Il prend aussi connaissance de l'œuvre de Moses I. Finley, auteur de The World of Odysseus (1954), dont aucun livre n'a encore été traduit en français et qu'il introduit en France à travers une recension dans les Annales en 1963.

L'université de Lyon (1964-1966)

En 1964, le dédoublement de la chaire d'histoire grecque, détenue par Antoine Bon, lui permet d'y être élu professeur.

L'EPHE puis l'EHESS (1966-1997)

{{...}} Entré comme sous-directeur d'études à l'EPHE dans la VIe Section (Sciences économiques et sociales) dirigée par Fernand Braudel - à partir de 1975, École des hautes études en sciences sociales -, il devient directeur d'études en 1969, poste qu'il occupe jusqu'à sa retraite en septembre 1997.

Le 19 janvier 1974, son directeur de thèse étant Édouard Will, il soutient à l'université de Nancy une thèse « sur un ensemble de travaux » (articles et ouvrages sur la Grèce ancienne publiés depuis 1960), devenant ainsi docteur ès-lettres. En 1981, paraît le recueil Le Chasseur noir, qui regroupe ses principaux articles sur la Grèce ancienne.

Lecteur de Dumézil et de Lévi-Strauss, il est considéré comme membre de l'« école de Paris » (formule issue du milieu universitaire américain), aux côtés de Jean-Pierre Vernant, avec qui il a écrit quelques livres, de Nicole Loraux et de Marcel Detienne : il s'agit du groupe des chercheurs liés à l'EPHE, qui se différencient des hellénistes classiques (François Chamoux) par le souci de mettre en œuvre des disciplines diverses, notamment l'anthropologie structurale.

De 1982 à 1992, il est membre du Conseil national des Universités et de la commission de recrutement du CNRS.

Il est l'un des lecteurs attitrés de la bibliothèque de la Fondation Maison des sciences de l'homme.

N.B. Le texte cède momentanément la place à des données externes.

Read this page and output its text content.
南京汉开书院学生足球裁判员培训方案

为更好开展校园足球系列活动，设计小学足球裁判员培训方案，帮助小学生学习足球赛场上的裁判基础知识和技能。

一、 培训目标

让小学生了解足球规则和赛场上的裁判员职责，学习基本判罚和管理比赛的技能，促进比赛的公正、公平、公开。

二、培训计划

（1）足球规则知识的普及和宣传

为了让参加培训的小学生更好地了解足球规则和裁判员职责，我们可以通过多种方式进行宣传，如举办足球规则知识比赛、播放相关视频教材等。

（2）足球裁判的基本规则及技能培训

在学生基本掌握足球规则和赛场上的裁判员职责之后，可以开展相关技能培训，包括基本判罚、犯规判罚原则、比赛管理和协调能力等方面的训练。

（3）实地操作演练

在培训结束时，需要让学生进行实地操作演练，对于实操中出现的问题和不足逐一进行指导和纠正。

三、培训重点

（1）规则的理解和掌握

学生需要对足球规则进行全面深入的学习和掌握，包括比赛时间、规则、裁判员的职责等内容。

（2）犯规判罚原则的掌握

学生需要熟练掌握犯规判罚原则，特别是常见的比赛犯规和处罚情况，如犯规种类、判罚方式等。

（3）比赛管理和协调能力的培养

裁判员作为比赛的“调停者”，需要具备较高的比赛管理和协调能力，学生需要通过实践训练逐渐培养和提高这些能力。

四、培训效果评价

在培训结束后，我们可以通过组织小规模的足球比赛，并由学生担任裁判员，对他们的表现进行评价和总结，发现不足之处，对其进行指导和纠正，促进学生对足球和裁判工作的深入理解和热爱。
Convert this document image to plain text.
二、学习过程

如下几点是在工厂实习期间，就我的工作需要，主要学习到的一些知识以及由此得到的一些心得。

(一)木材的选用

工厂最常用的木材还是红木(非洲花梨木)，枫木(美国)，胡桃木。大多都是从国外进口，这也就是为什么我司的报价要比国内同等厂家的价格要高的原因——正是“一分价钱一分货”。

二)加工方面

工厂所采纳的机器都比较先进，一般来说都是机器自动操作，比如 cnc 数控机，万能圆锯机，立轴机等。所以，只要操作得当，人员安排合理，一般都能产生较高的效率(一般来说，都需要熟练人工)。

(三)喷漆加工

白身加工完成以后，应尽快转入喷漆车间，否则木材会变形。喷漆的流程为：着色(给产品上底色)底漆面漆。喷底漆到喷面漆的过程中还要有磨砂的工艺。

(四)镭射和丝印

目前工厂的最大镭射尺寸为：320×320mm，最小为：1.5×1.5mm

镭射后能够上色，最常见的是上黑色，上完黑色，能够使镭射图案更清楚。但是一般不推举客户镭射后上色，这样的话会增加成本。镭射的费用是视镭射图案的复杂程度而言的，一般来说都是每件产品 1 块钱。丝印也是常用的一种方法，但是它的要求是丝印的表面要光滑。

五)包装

Succédant à Jean-Pierre Vernant, il prend la direction du Centre Louis Gernet de recherches comparées sur les sociétés anciennes.

Interventions militantes

En Mai 1968, il soutient le mouvement étudiant et participe à la commission de réflexion sur la réorganisation de l'EPHE. Durant l'été, après avoir rassemblé un grand nombre de documents (tracts), il écrit avec Alain Schnapp un livre : Le Journal de la Commune étudiante (publié début 1969).

La fin des années 1970 est marquée par l'émergence du négationnisme dans les médias français ; Pierre Vidal-Naquet publie alors plusieurs articles consacrés à l'analyse de ce phénomène, recueillis dans Les Assassins de la mémoire (1987).

Parmi ses élèves, on compte les historiens Alain Corbin (à Caen), François Hartog, Maurice Sartre, Pauline Schmitt-Pantel et Alain Schnapp.

Il meurt à l'hôpital de Nice le 29 juillet 2006.